/icr142-validation

Preparation scripts and bcbio integration for the ICR142 NGS validation series

Primary LanguagePython

ICR142 validation in bcbio

Support running an ICR142 validation using bcbio

http://f1000research.com/articles/5-386/v1

Running validation

This repository contains a full set of configuration files and BED/VCF validation sets to run an analysis with bcbio:

  1. Obtain the ICR142 fastq files, which require applying for access. Move these to bcbiorun/input/fastqs

  2. Run the analysis using an installed version of bcbio. This can run on a single machine using multiple cores or distributed on a cluster:

    cd bcbiorun/work
    bcbio_nextgen.py ../config/icr142.yaml -n 16
    
  3. Summarize and plot the results:

    cd ../summarize
    bcbio_python ../../scripts/combine_samples.py
    bcbio_python ../../scripts/bcbio_validation_plot.py icr142-summary.csv
    

Results

Validation using bwa-mem and 3 variant callers (GATK HaplotypeCaller, FreeBayes and VarDict), including ensemble regions with calls in 2 of our 3 or 3 out of 3 callers.
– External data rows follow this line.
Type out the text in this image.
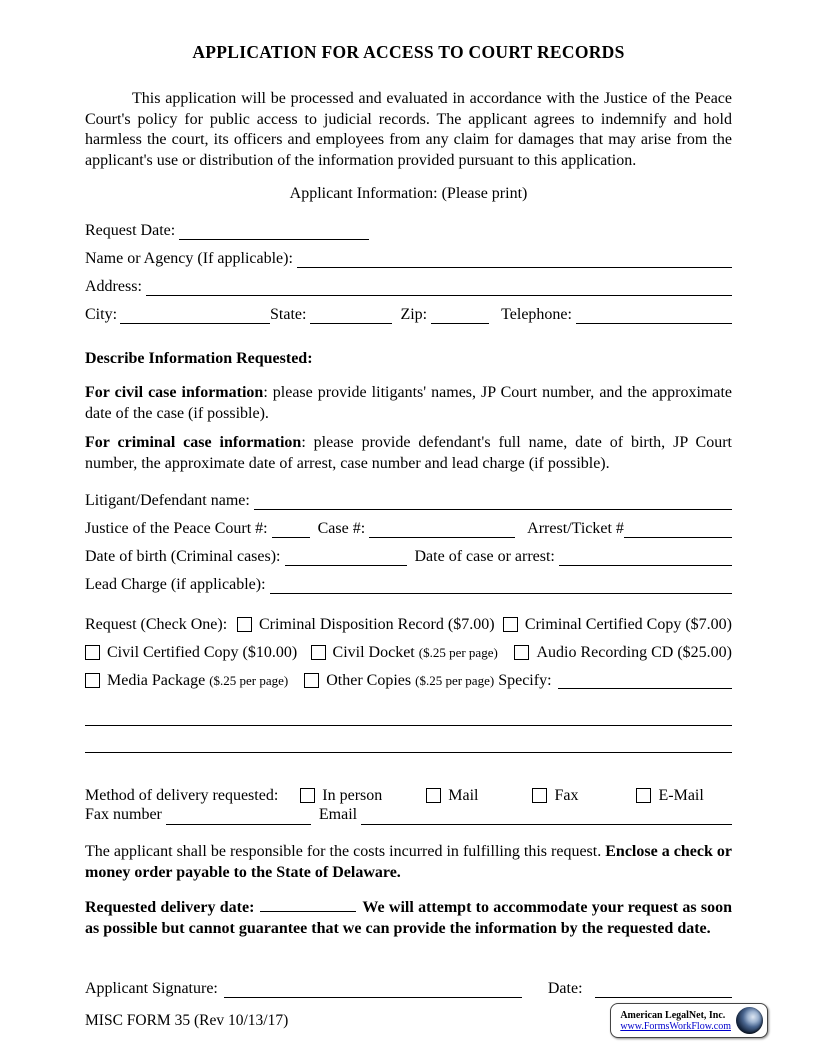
APPLICATION FOR ACCESS TO COURT RECORDS

This application will be processed and evaluated in accordance with the Justice of the Peace Court's policy for public access to judicial records. The applicant agrees to indemnify and hold harmless the court, its officers and employees from any claim for damages that may arise from the applicant's use or distribution of the information provided pursuant to this application.

Applicant Information: (Please print)
Request Date:
Name or Agency (If applicable):
Address:
City:	State:	Zip:	Telephone:
Describe Information Requested:

For civil case information: please provide litigants' names, JP Court number, and the approximate date of the case (if possible).

For criminal case information: please provide defendant's full name, date of birth, JP Court number, the approximate date of arrest, case number and lead charge (if possible).

Litigant/Defendant name:
Justice of the Peace Court #:	Case #:	Arrest/Ticket #
Date of birth (Criminal cases):	Date of case or arrest:
Lead Charge (if applicable):
Request (Check One): Criminal Disposition Record
($7.00) Criminal Certified Copy
($7.00)
Civil Certified Copy
($10.00) Civil Docket
($.25 per page) Audio Recording CD
($25.00)
Media Package
($.25 per page) Other Copies
($.25 per page)
Specify:
Method of delivery requested:	In person	Mail	Fax	E-Mail
Fax number	Email

The applicant shall be responsible for the costs incurred in fulfilling this request. Enclose a check or money order payable to the State of Delaware.

Requested delivery date:	We will attempt to accommodate your request as soon as possible but cannot guarantee that we can provide the information by the requested date.

Applicant Signature:	Date:
MISC FORM 35 (Rev 10/13/17)	American LegalNet, Inc.
www.FormsWorkFlow.com
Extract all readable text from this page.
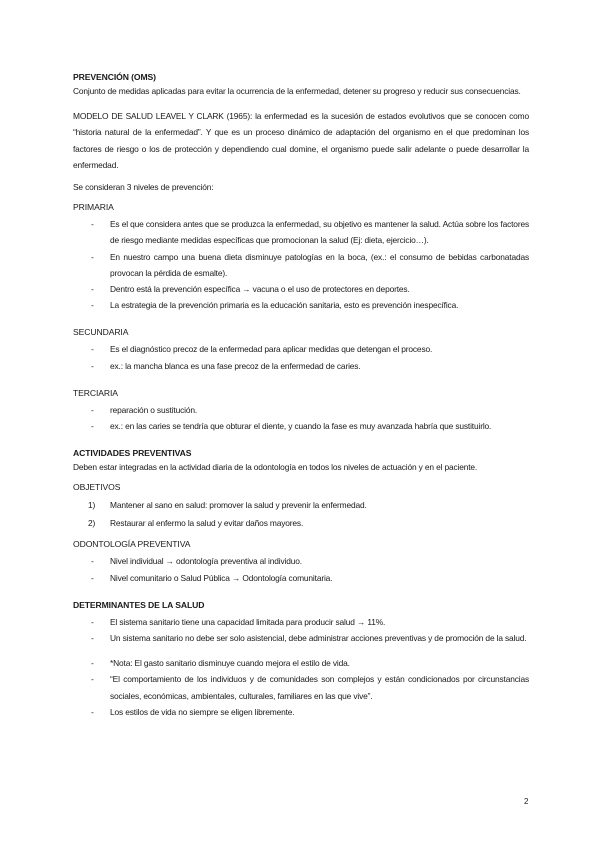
PREVENCIÓN (OMS)
Conjunto de medidas aplicadas para evitar la ocurrencia de la enfermedad, detener su progreso y reducir sus consecuencias.
MODELO DE SALUD LEAVEL Y CLARK (1965): la enfermedad es la sucesión de estados evolutivos que se conocen como “historia natural de la enfermedad”. Y que es un proceso dinámico de adaptación del organismo en el que predominan los factores de riesgo o los de protección y dependiendo cual domine, el organismo puede salir adelante o puede desarrollar la enfermedad.
Se consideran 3 niveles de prevención:
PRIMARIA
- Es el que considera antes que se produzca la enfermedad, su objetivo es mantener la salud. Actúa sobre los factores de riesgo mediante medidas específicas que promocionan la salud (Ej: dieta, ejercicio…).
- En nuestro campo una buena dieta disminuye patologías en la boca, (ex.: el consumo de bebidas carbonatadas provocan la pérdida de esmalte).
- Dentro está la prevención específica → vacuna o el uso de protectores en deportes.
- La estrategia de la prevención primaria es la educación sanitaria, esto es prevención inespecífica.
SECUNDARIA
- Es el diagnóstico precoz de la enfermedad para aplicar medidas que detengan el proceso.
- ex.: la mancha blanca es una fase precoz de la enfermedad de caries.
TERCIARIA
- reparación o sustitución.
- ex.: en las caries se tendría que obturar el diente, y cuando la fase es muy avanzada habría que sustituirlo.
ACTIVIDADES PREVENTIVAS
Deben estar integradas en la actividad diaria de la odontología en todos los niveles de actuación y en el paciente.
OBJETIVOS
1) Mantener al sano en salud: promover la salud y prevenir la enfermedad.
2) Restaurar al enfermo la salud y evitar daños mayores.
ODONTOLOGÍA PREVENTIVA
- Nivel individual → odontología preventiva al individuo.
- Nivel comunitario o Salud Pública → Odontología comunitaria.
DETERMINANTES DE LA SALUD
- El sistema sanitario tiene una capacidad limitada para producir salud → 11%.
- Un sistema sanitario no debe ser solo asistencial, debe administrar acciones preventivas y de promoción de la salud.
- *Nota: El gasto sanitario disminuye cuando mejora el estilo de vida.
- “El comportamiento de los individuos y de comunidades son complejos y están condicionados por circunstancias sociales, económicas, ambientales, culturales, familiares en las que vive”.
- Los estilos de vida no siempre se eligen libremente.
2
The majority of false positives are present in at least 2 callers, and many in all 3:

ICR142 validation

Truth set preparation

We prepared the truth set and analysis regions using the truth set calls from Supplemental table 1: scripts/icr_to_vcf.py created the VCF and BED files contained in the repository from the original table and a list of variants found to be homozygous (both in bcbiorun/input). The initial truth table does not have information about whether exepcted variants are homozygous or heterozygous so we ran an intial validation with everything heterozygous, then used scripts/find_hethomerrors.py to find those variants that are likely homozygous to reprepare the final truth set.